Written by on January 5, 2016

In terms of age and history, consulting and coaching are both very young professions. In the past 30-40 years they have been developed so that most—if not all—industries have access to qualified and capable consultants and coaches. Consultants have a longer history, having been around since the end of World War II, while Executive Coaches have gained traction more recently. In today’s market, both are seen as useful sources of specialized guidance and are often engaged not only to right a corporate ship, but also to anticipate upcoming challenges in order to well-position an individual or organization to succeed in the future.

Why Engage a Consultant or Coach?

In the early days of Coaching, having a coach engaged for an employee was something of a negative sign; it was an indicator that this was a last-ditch attempt by the company to avoid firing an underperforming team member. As times have changed, so have corporate attitudes towards coaching. No longer is there a stigma surrounding individual mentorship or guidance in the workplace.

Today, many mid-to-large size companies and many more governmental agencies regard hiring a coach or consultant as an attractive value proposition.

Overlapping Skills

To those who are unfamiliar with consulting and coaching, the two professions may seem like different titles for the same job: after all, both of these titles indicate that an outside party is coming in to assist and guide another organization. While this is the case, the differences between the two roles and their respective functions means that Coaching and Consulting are indeed two distinct fields.

However, there are important facets in which these two roles overlap:

  • The need for a strong focus on clear communication.
  • The dedication to actionable plans and encouraging those who engage them to shoulder the responsibility of seeing plans through.
  • The need to act as motivators; most often with the consultant leading the way for organization-wide strategy and the coach providing support and guidance to individual members of the larger team.

Who Can Call Themselves a Coach or Consultant?

Organizations looking for guidance should be aware that experience in the field alone does not necessarily make someone the right coach or consultant.
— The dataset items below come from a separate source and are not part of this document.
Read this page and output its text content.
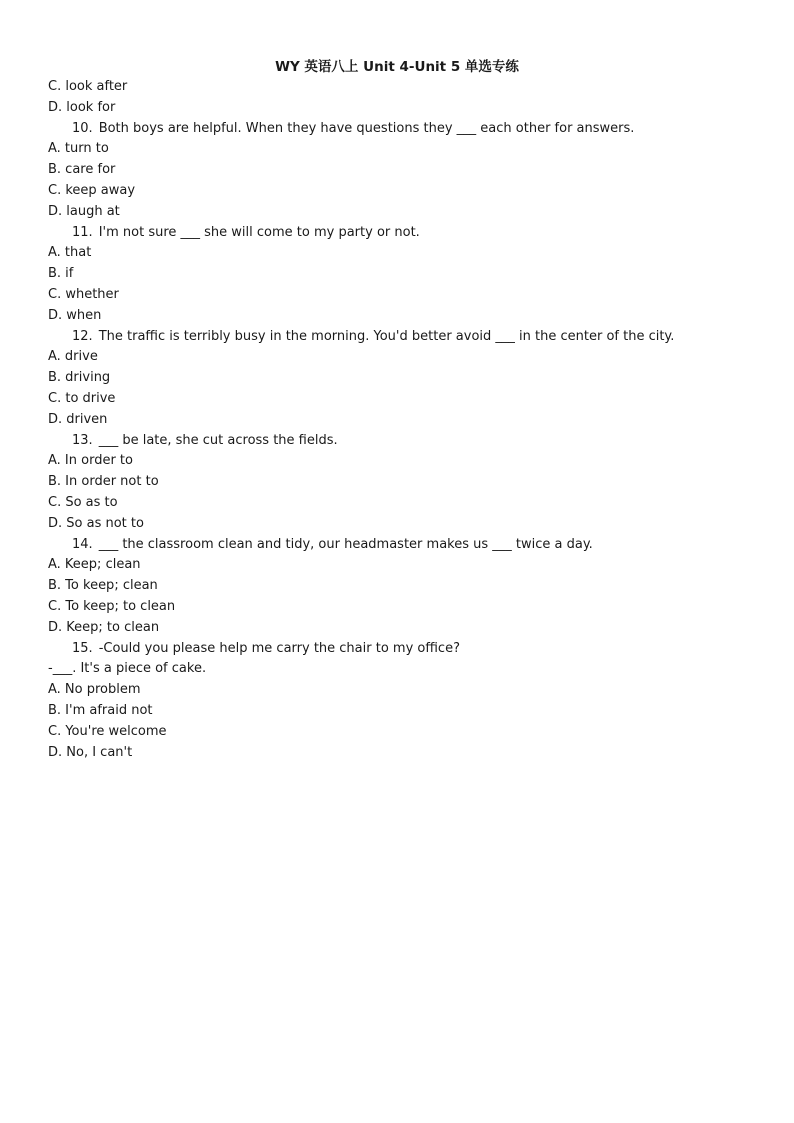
WY 英语八上 Unit 4-Unit 5 单选专练
C. look after
D. look for
10. Both boys are helpful. When they have questions they ___ each other for answers.
A. turn to
B. care for
C. keep away
D. laugh at
11. I'm not sure ___ she will come to my party or not.
A. that
B. if
C. whether
D. when
12. The traffic is terribly busy in the morning. You'd better avoid ___ in the center of the city.
A. drive
B. driving
C. to drive
D. driven
13. ___ be late, she cut across the fields.
A. In order to
B. In order not to
C. So as to
D. So as not to
14. ___ the classroom clean and tidy, our headmaster makes us ___ twice a day.
A. Keep; clean
B. To keep; clean
C. To keep; to clean
D. Keep; to clean
15. -Could you please help me carry the chair to my office?
-___. It's a piece of cake.
A. No problem
B. I'm afraid not
C. You're welcome
D. No, I can't
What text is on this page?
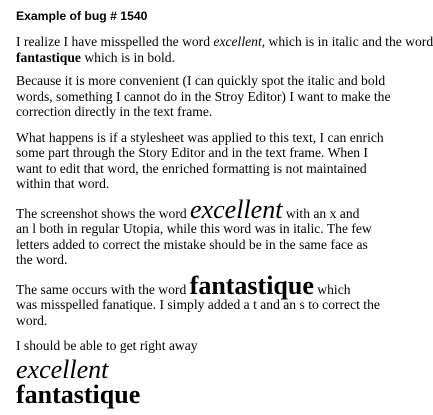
Example of bug # 1540

I realize I have misspelled the word excellent, which is in italic and the word
fantastique which is in bold.

Because it is more convenient (I can quickly spot the italic and bold
words, something I cannot do in the Stroy Editor) I want to make the
correction directly in the text frame.

What happens is if a stylesheet was applied to this text, I can enrich
some part through the Story Editor and in the text frame. When I
want to edit that word, the enriched formatting is not maintained
within that word.

The screenshot shows the word excellent with an x and
an l both in regular Utopia, while this word was in italic. The few
letters added to correct the mistake should be in the same face as
the word.

The same occurs with the word fantastique which
was misspelled fanatique. I simply added a t and an s to correct the
word.

I should be able to get right away

excellent
fantastique
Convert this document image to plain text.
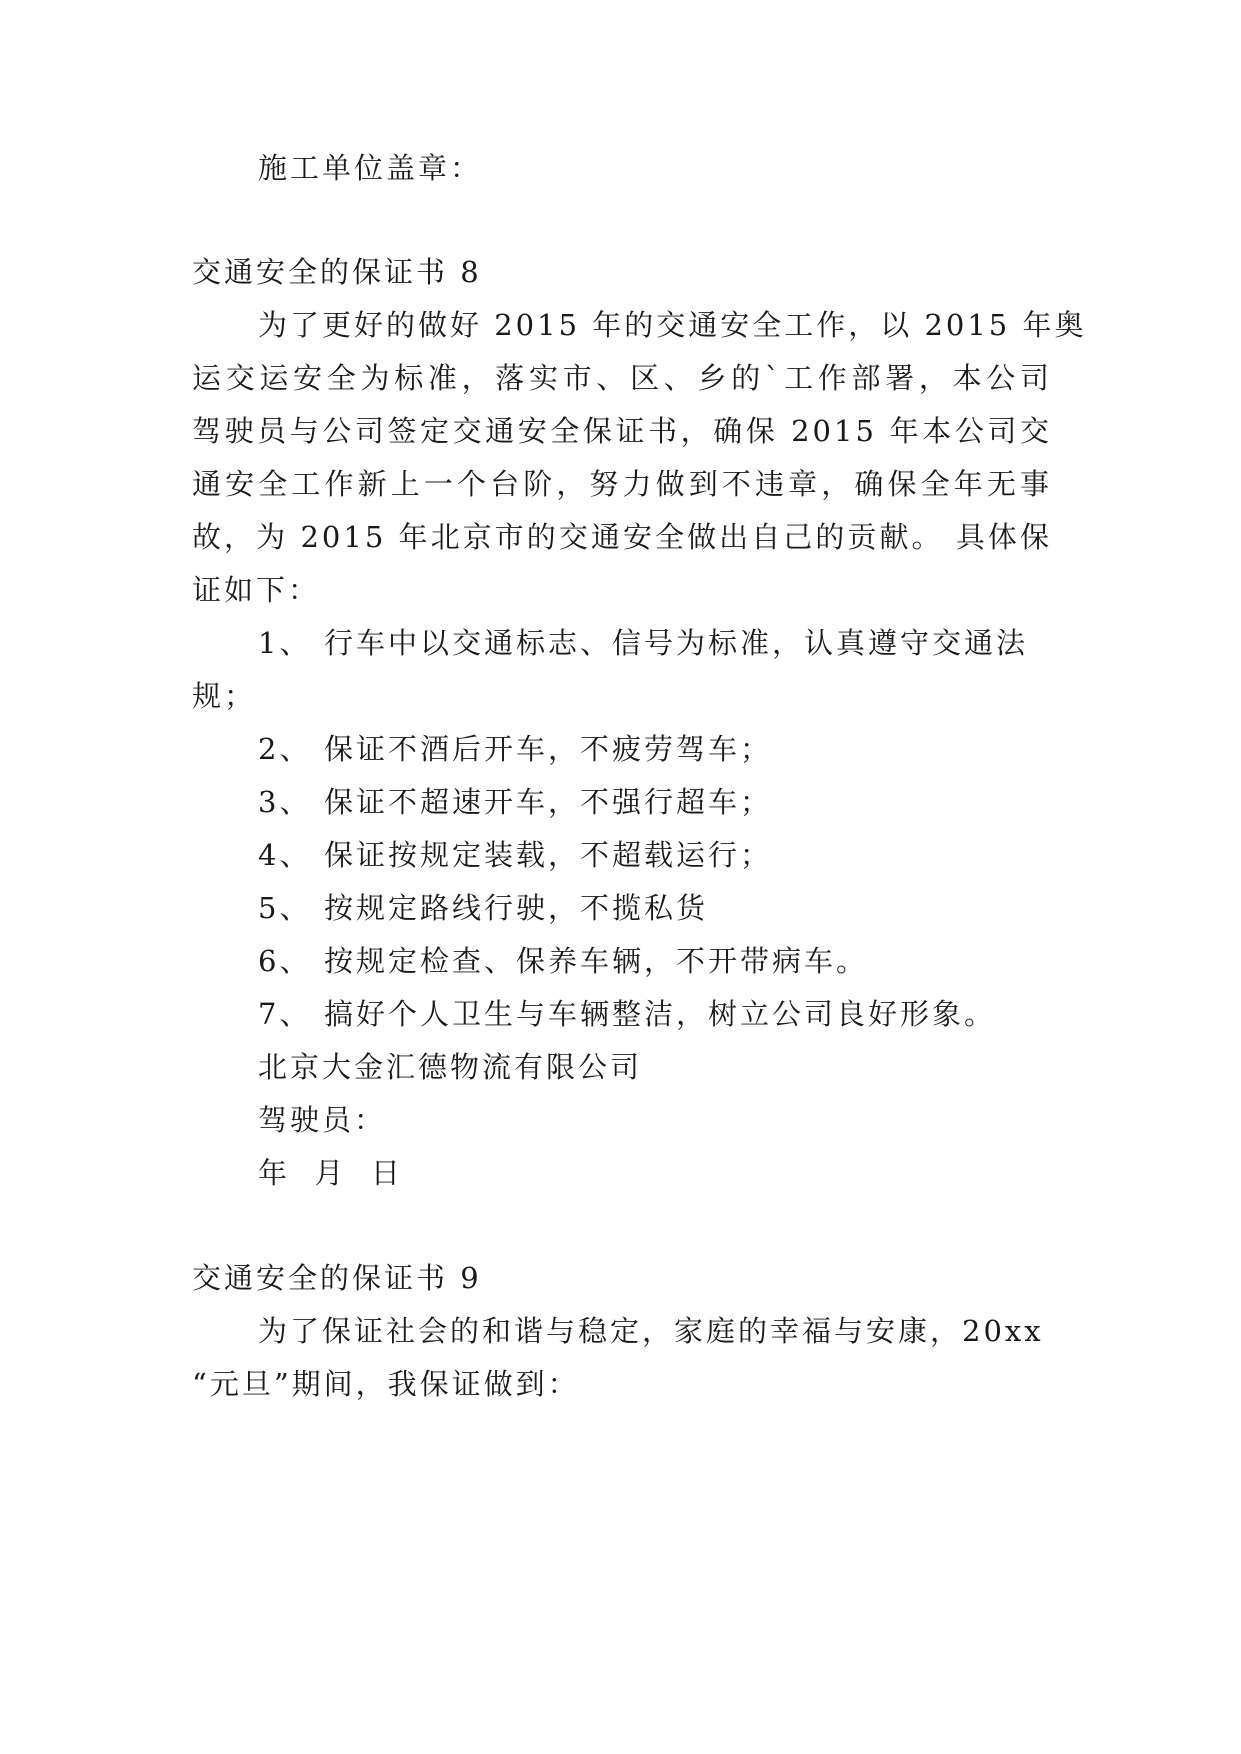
施工单位盖章：
交通安全的保证书 8
为了更好的做好 2015 年的交通安全工作，以 2015 年奥
运交运安全为标准，落实市、区、乡的`工作部署，本公司
驾驶员与公司签定交通安全保证书，确保 2015 年本公司交
通安全工作新上一个台阶，努力做到不违章，确保全年无事
故，为 2015 年北京市的交通安全做出自己的贡献。 具体保
证如下：
1、 行车中以交通标志、信号为标准，认真遵守交通法
规；
2、 保证不酒后开车，不疲劳驾车；
3、 保证不超速开车，不强行超车；
4、 保证按规定装载，不超载运行；
5、 按规定路线行驶，不揽私货
6、 按规定检查、保养车辆，不开带病车。
7、 搞好个人卫生与车辆整洁，树立公司良好形象。
北京大金汇德物流有限公司
驾驶员：
年  月  日
交通安全的保证书 9
为了保证社会的和谐与稳定，家庭的幸福与安康，20xx
“元旦”期间，我保证做到：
In addition to the knowhow, these individuals need to be excellent teachers, someone who can make connections and effectively pass on their expertise in digestible ways.

Historically, certification and accreditation are ways in which coaches and consultants alike distinguish themselves from each other. Currently, there is no hard standard or requirement for anyone to call themselves a Coach or Consultant, although many reputable organizations do enforce ethical standards and certify their members. As an organization sets out to find the right mentors to work alongside, they should consider which of the many certifications a mentor has to offer, as well as their track record and general fit with the corporate culture they will be interacting with.

Coaching, much like consulting, is an evolving field where many players are trying to establish their credibility—just like organizations are embracing the need for outside help and are looking to create competitive advantages by empowering employees. While both fields share some common goals and strategies, it’s important to differentiate one from the other when deciding whether to pursue a company-wide mentorship approach (consulting), or to support future success by further developing the individuals that comprise a team (coaching).